И того, схватив за руки и ноги, пацаны раскачали и забросили под небольшой кустик лозы. Рахит, громко хныкая, вылез обратно. В руках у него был завязанный сверху чёрный матерчатый мешочек. И оказалось, что хныкал не Рахит, а то, что шевелилось в этом мешочке.

– Дай сюда, – повелительно сказал Ковш.

И, забрав мешочек, развязал его.

В тот день я так и не прыгнул во второй раз.

1.9. Обет молчания

ХВН кашлянул, и я вернулся в настоящее. Я развернул ежедневник и посредине листа, как раз напротив падающей звезды, нарисовал синим цветом флотский якорь. Почему якорь? Не знаю. Да это и не важно. Важно только, чтобы символ, как сказал ХВН, вызывал в памяти, возбуждал цепочку нужных ассоциаций.
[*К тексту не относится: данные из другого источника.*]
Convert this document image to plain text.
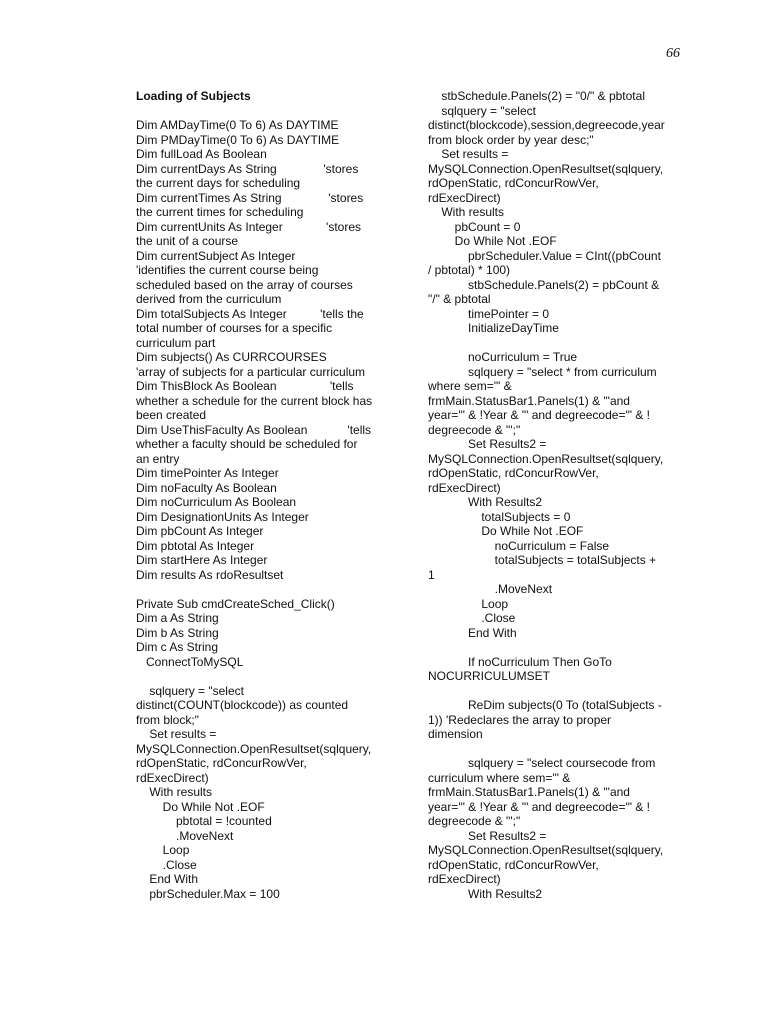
66
Loading of Subjects
Dim AMDayTime(0 To 6) As DAYTIME
Dim PMDayTime(0 To 6) As DAYTIME
Dim fullLoad As Boolean
Dim currentDays As String              'stores
the current days for scheduling
Dim currentTimes As String              'stores
the current times for scheduling
Dim currentUnits As Integer             'stores
the unit of a course
Dim currentSubject As Integer
'identifies the current course being
scheduled based on the array of courses
derived from the curriculum
Dim totalSubjects As Integer          'tells the
total number of courses for a specific
curriculum part
Dim subjects() As CURRCOURSES
'array of subjects for a particular curriculum
Dim ThisBlock As Boolean                'tells
whether a schedule for the current block has
been created
Dim UseThisFaculty As Boolean            'tells
whether a faculty should be scheduled for
an entry
Dim timePointer As Integer
Dim noFaculty As Boolean
Dim noCurriculum As Boolean
Dim DesignationUnits As Integer
Dim pbCount As Integer
Dim pbtotal As Integer
Dim startHere As Integer
Dim results As rdoResultset
Private Sub cmdCreateSched_Click()
Dim a As String
Dim b As String
Dim c As String
ConnectToMySQL
sqlquery = "select
distinct(COUNT(blockcode)) as counted
from block;"
Set results =
MySQLConnection.OpenResultset(sqlquery,
rdOpenStatic, rdConcurRowVer,
rdExecDirect)
With results
Do While Not .EOF
pbtotal = !counted
.MoveNext
Loop
.Close
End With
pbrScheduler.Max = 100
stbSchedule.Panels(2) = "0/" & pbtotal
sqlquery = "select
distinct(blockcode),session,degreecode,year
from block order by year desc;"
Set results =
MySQLConnection.OpenResultset(sqlquery,
rdOpenStatic, rdConcurRowVer,
rdExecDirect)
With results
pbCount = 0
Do While Not .EOF
pbrScheduler.Value = CInt((pbCount
/ pbtotal) * 100)
stbSchedule.Panels(2) = pbCount &
"/" & pbtotal
timePointer = 0
InitializeDayTime
noCurriculum = True
sqlquery = "select * from curriculum
where sem='" &
frmMain.StatusBar1.Panels(1) & "'and
year='" & !Year & "' and degreecode='" & !
degreecode & "';"
Set Results2 =
MySQLConnection.OpenResultset(sqlquery,
rdOpenStatic, rdConcurRowVer,
rdExecDirect)
With Results2
totalSubjects = 0
Do While Not .EOF
noCurriculum = False
totalSubjects = totalSubjects +
1
.MoveNext
Loop
.Close
End With
If noCurriculum Then GoTo
NOCURRICULUMSET
ReDim subjects(0 To (totalSubjects -
1)) 'Redeclares the array to proper
dimension
sqlquery = "select coursecode from
curriculum where sem='" &
frmMain.StatusBar1.Panels(1) & "'and
year='" & !Year & "' and degreecode='" & !
degreecode & "';"
Set Results2 =
MySQLConnection.OpenResultset(sqlquery,
rdOpenStatic, rdConcurRowVer,
rdExecDirect)
With Results2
– Что делать дальше? – спросил его я.

– Посмотрите на эти символы одновременно, одновременно вспомните, что они для вас значат, какие переживания они в вас пробуждают, и закройте страницы так, чтобы символы совместились, соприкоснулись друг с другом.

Я сделал всё так, как он говорил. На мгновение меня охватило лёгкое волнение, но оно очень быстро прошло.

– Теперь закройте глаза, но словно бы продолжайте смотреть на эти символы. Как будто они справа и вверху. И… представьте, что всё сбылось. Тогда всё сбылось, как вы хотели. И завтра всё продолжится с того самого момента, с которого надо изменить прошлое.